瑠璃姫は1人リビングのソファーに座って物思いにふけっていた。

自分は何をしているのだろう。

冷静に考えてみると随分と気違いなことをしているのではないだろうか。

見知らぬ男を家に迎えて風呂にまで入れて。こんな物騒な御時世に。

けれどあの男はどこか信頼できる。何故か一緒にいると心が安らぐ。

…いや違う。

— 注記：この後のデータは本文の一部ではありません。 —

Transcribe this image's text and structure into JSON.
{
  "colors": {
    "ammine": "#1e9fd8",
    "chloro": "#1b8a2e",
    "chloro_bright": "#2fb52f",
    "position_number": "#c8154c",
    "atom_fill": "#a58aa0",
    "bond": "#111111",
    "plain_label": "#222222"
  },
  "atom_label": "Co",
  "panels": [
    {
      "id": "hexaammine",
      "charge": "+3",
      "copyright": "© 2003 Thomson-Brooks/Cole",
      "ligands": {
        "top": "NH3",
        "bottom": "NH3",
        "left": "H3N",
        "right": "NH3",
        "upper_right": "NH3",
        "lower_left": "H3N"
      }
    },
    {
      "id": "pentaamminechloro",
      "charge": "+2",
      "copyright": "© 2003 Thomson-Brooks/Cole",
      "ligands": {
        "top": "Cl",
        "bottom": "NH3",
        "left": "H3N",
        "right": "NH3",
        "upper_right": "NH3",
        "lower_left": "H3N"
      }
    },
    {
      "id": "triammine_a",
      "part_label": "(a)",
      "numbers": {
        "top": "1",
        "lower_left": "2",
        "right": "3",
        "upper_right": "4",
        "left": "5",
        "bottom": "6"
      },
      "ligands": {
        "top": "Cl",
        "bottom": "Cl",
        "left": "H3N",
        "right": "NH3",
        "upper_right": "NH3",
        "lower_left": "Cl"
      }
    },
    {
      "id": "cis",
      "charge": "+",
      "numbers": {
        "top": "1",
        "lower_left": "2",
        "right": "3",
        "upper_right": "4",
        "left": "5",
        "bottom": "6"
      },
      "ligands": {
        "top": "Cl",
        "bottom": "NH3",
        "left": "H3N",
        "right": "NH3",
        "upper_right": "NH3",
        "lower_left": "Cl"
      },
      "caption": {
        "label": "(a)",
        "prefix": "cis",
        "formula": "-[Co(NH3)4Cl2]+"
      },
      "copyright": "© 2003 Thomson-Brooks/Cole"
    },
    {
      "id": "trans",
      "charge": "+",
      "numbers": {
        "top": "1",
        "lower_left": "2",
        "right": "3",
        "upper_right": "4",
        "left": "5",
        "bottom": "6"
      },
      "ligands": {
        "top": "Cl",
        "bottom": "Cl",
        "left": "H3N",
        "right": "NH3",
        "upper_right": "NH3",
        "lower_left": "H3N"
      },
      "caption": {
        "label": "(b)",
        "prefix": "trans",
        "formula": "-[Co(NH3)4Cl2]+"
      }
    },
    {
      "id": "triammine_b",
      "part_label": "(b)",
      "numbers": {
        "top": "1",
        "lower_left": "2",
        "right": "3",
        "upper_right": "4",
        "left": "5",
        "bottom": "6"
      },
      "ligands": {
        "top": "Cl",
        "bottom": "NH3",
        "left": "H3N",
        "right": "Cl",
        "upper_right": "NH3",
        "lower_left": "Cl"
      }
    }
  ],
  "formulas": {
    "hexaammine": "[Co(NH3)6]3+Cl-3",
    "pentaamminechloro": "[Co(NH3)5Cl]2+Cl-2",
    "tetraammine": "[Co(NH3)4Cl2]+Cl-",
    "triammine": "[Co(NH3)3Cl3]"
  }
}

安らぐとかそういう気持ちではない。敢えて言葉にするならそれは、

「………懐かしい…?」

「何がです」

「ひゃぁっ!い、いきなり吃驚するでしょうっ」

「嗚呼、すみません、ねぇ」

言いながら枯れ葉模様の浴衣のはだけた部分から白い肌をちらりと覗かせる。

よく見れば、男は細身ながら逞しく、花魁のような立ち振る舞いをするのであった。

石鹸のような馥郁たる芳香と頬や首筋を伝う雫、漏れる吐息にくらくらしそうになる。

「この家…」

「え?」

「佳い馨りに満ちてます、ねぇ」

「え、と…多分アロマキャンドルかな?あと私香水とか薫りものが好きだから」

「そうですか…くくっ」

「ちょっと何で笑うのよ」

「いえねぇ…本当にそっくりそのまま輪廻を巡ってきたんです、ね」

「りん、ね…?」

「まぁそれは追々話すとして…今日はもう床につきましょう」

「あなた…さっきから色々誤魔化してない?」

「お休みなさい」

「ちょっとねぇ!」

瑠璃姫の言葉も虚しく、そそくさと畳部屋へ入っていく薬売り。

「ずるい男…」

どこかで…そう、どこかで彼に…

ずっと前のことのように思えるけれど、

確かに彼に会ったことがある気がするのだ。